Stasera 20 settembre, alle 18, il Palazzo baronale Lopez y Royo di Monteroni di Lecce (Piazza Falconieri), accoglierà la presentazione ufficiale della seconda edizione del saggio di Salvatore Quarta, “I.M.I. 172367. LAGER XB - Wietzendorf. Esempio di umanità negata”, edito da Edizioni Esperidi.
Dopo i saluti istituzionali del sindaco Mariolina Pizzuto, del delegato ai servizi sociali del comune di Patù, Michele Milo e dell’editore Claudio Martino, insieme all'autore interverranno Donato Pasculli direttore dell’Archivio di Stato di Lecce, Maria Romana Caforio funzionario dell’Archivio Storico di Lecce, Giovanni Manca ingegnere, Tonia Barba Bernardini d’Arnesano docente di lettere.
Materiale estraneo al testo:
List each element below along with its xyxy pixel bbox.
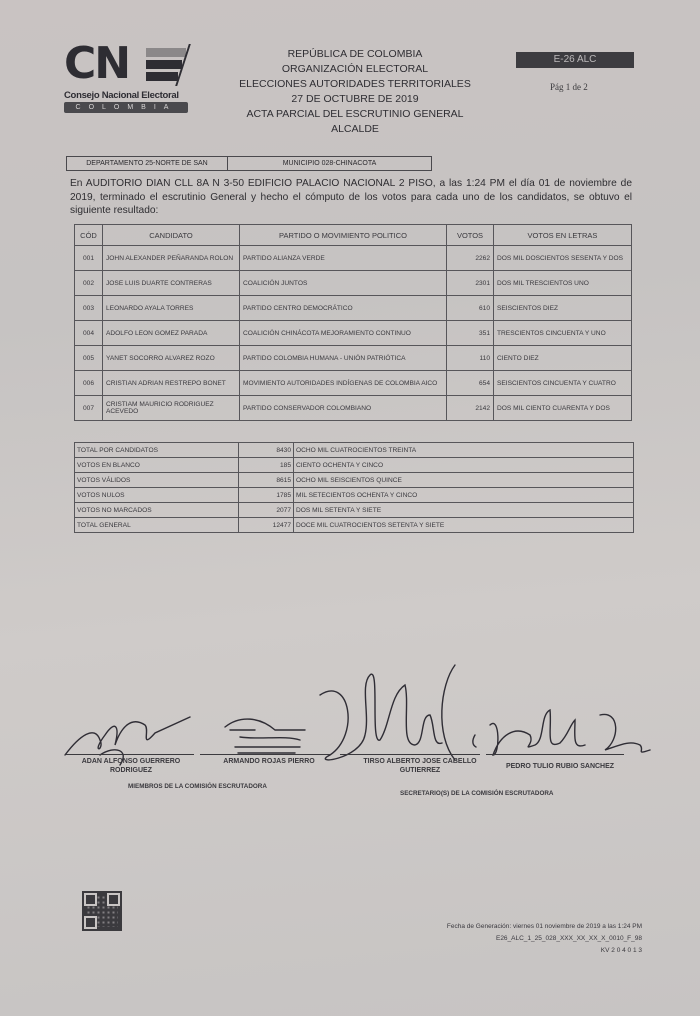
table-row: 007CRISTIAM MAURICIO RODRIGUEZ ACEVEDOPA… (75, 396, 632, 421)
totals-row: TOTAL POR CANDIDATOS8430OCHO MIL CUATROC… (75, 443, 634, 458)
table-row: 006CRISTIAN ADRIAN RESTREPO BONETMOVIMIE… (75, 371, 632, 396)
document-id: E26_ALC_1_25_028_XXX_XX_XX_X_0010_F_98 (447, 933, 642, 945)
total-label: TOTAL GENERAL (75, 518, 239, 533)
total-value: 8430 (239, 443, 294, 458)
total-value: 2077 (239, 503, 294, 518)
vote-count: 654 (447, 371, 494, 396)
candidate-code: 004 (75, 321, 103, 346)
signature-line (200, 754, 330, 755)
votes-in-words: SEISCIENTOS CINCUENTA Y CUATRO (494, 371, 632, 396)
vote-count: 351 (447, 321, 494, 346)
votes-in-words: TRESCIENTOS CINCUENTA Y UNO (494, 321, 632, 346)
total-label: VOTOS NO MARCADOS (75, 503, 239, 518)
title-line: REPÚBLICA DE COLOMBIA (220, 47, 490, 62)
vote-count: 2142 (447, 396, 494, 421)
department: DEPARTAMENTO 25-NORTE DE SAN (67, 157, 228, 170)
total-label: VOTOS NULOS (75, 488, 239, 503)
total-value: 8615 (239, 473, 294, 488)
header-votes-words: VOTOS EN LETRAS (494, 225, 632, 246)
members-label: MIEMBROS DE LA COMISIÓN ESCRUTADORA (128, 783, 267, 790)
table-row: 003LEONARDO AYALA TORRESPARTIDO CENTRO D… (75, 296, 632, 321)
totals-table: TOTAL POR CANDIDATOS8430OCHO MIL CUATROC… (74, 442, 634, 533)
votes-in-words: DOS MIL CIENTO CUARENTA Y DOS (494, 396, 632, 421)
title-line: 27 DE OCTUBRE DE 2019 (220, 92, 490, 107)
header-candidate: CANDIDATO (103, 225, 240, 246)
table-row: 004ADOLFO LEON GOMEZ PARADACOALICIÓN CHI… (75, 321, 632, 346)
candidates-table: CÓD CANDIDATO PARTIDO O MOVIMIENTO POLIT… (74, 224, 632, 421)
title-line: ORGANIZACIÓN ELECTORAL (220, 62, 490, 77)
table-row: 001JOHN ALEXANDER PEÑARANDA ROLONPARTIDO… (75, 246, 632, 271)
votes-in-words: SEISCIENTOS DIEZ (494, 296, 632, 321)
candidate-code: 003 (75, 296, 103, 321)
signature-line (486, 754, 624, 755)
candidate-code: 001 (75, 246, 103, 271)
vote-count: 2301 (447, 271, 494, 296)
logo-name: Consejo Nacional Electoral (64, 90, 179, 101)
signer-name: ARMANDO ROJAS PIERRO (210, 757, 328, 766)
table-row: 002JOSE LUIS DUARTE CONTRERASCOALICIÓN J… (75, 271, 632, 296)
signer-name: ADAN ALFONSO GUERRERO RODRIGUEZ (72, 757, 190, 775)
signer-name: TIRSO ALBERTO JOSE CABELLO GUTIERREZ (355, 757, 485, 775)
total-label: TOTAL POR CANDIDATOS (75, 443, 239, 458)
logo-country: COLOMBIA (64, 102, 188, 113)
total-value: 185 (239, 458, 294, 473)
candidate-name: JOSE LUIS DUARTE CONTRERAS (103, 271, 240, 296)
party-name: PARTIDO COLOMBIA HUMANA - UNIÓN PATRIÓTI… (240, 346, 447, 371)
totals-row: VOTOS VÁLIDOS8615OCHO MIL SEISCIENTOS QU… (75, 473, 634, 488)
municipality: MUNICIPIO 028-CHINACOTA (228, 157, 431, 170)
signer-name: PEDRO TULIO RUBIO SANCHEZ (492, 762, 628, 771)
vote-count: 110 (447, 346, 494, 371)
party-name: COALICIÓN CHINÁCOTA MEJORAMIENTO CONTINU… (240, 321, 447, 346)
candidate-code: 005 (75, 346, 103, 371)
version-code: KV 2 0 4 0 1 3 (447, 945, 642, 957)
secretary-label: SECRETARIO(S) DE LA COMISIÓN ESCRUTADORA (400, 790, 553, 797)
signature-line (66, 754, 194, 755)
total-in-words: DOS MIL SETENTA Y SIETE (294, 503, 634, 518)
form-code-badge: E-26 ALC (516, 52, 634, 68)
totals-row: TOTAL GENERAL12477DOCE MIL CUATROCIENTOS… (75, 518, 634, 533)
candidate-code: 002 (75, 271, 103, 296)
header-party: PARTIDO O MOVIMIENTO POLITICO (240, 225, 447, 246)
logo-flag-bars-icon (146, 48, 186, 84)
total-value: 1785 (239, 488, 294, 503)
total-in-words: OCHO MIL SEISCIENTOS QUINCE (294, 473, 634, 488)
generation-date: Fecha de Generación: viernes 01 noviembr… (447, 921, 642, 933)
intro-paragraph: En AUDITORIO DIAN CLL 8A N 3-50 EDIFICIO… (70, 177, 632, 218)
header-votes: VOTOS (447, 225, 494, 246)
totals-row: VOTOS NO MARCADOS2077DOS MIL SETENTA Y S… (75, 503, 634, 518)
totals-row: VOTOS EN BLANCO185CIENTO OCHENTA Y CINCO (75, 458, 634, 473)
generation-footer: Fecha de Generación: viernes 01 noviembr… (447, 921, 642, 957)
signature-line (340, 754, 480, 755)
document-title: REPÚBLICA DE COLOMBIA ORGANIZACIÓN ELECT… (220, 47, 490, 137)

Nel corso della serata anche gli interventi musicali di Antonio Martino e Tania Greco. L’evento è inserito nella rassegna “Incontri d’Autore”, gode del patrocinio dei comuni di Monteroni di Lecce e Patù, dell’Archivio di Stato di Lecce, dell’Arolsen Archives International Center on Nazi Persecution, dell’Associazione Arma Aeronautica di Monteroni.
L'iniziativa si svolge in occasione della prima “Giornata degli internati italiani nei campi di concentramento tedeschi durante la seconda guerra mondiale” istituita pochi mesi fa in memoria dei cittadini italiani, militari e civili, internati nei lager. Monteroni, in base alle ricerche di Salvatore Quarta, ha avuto 133 Imi (Internati militari italiani) di cui 107 hanno già ricevuto la medaglia d’onore da parte del Presidente della Repubblica. Monteroni è tra le città del Mezzogiorno ad aver ricevuto maggiori riconoscimenti in memoria degli Imi.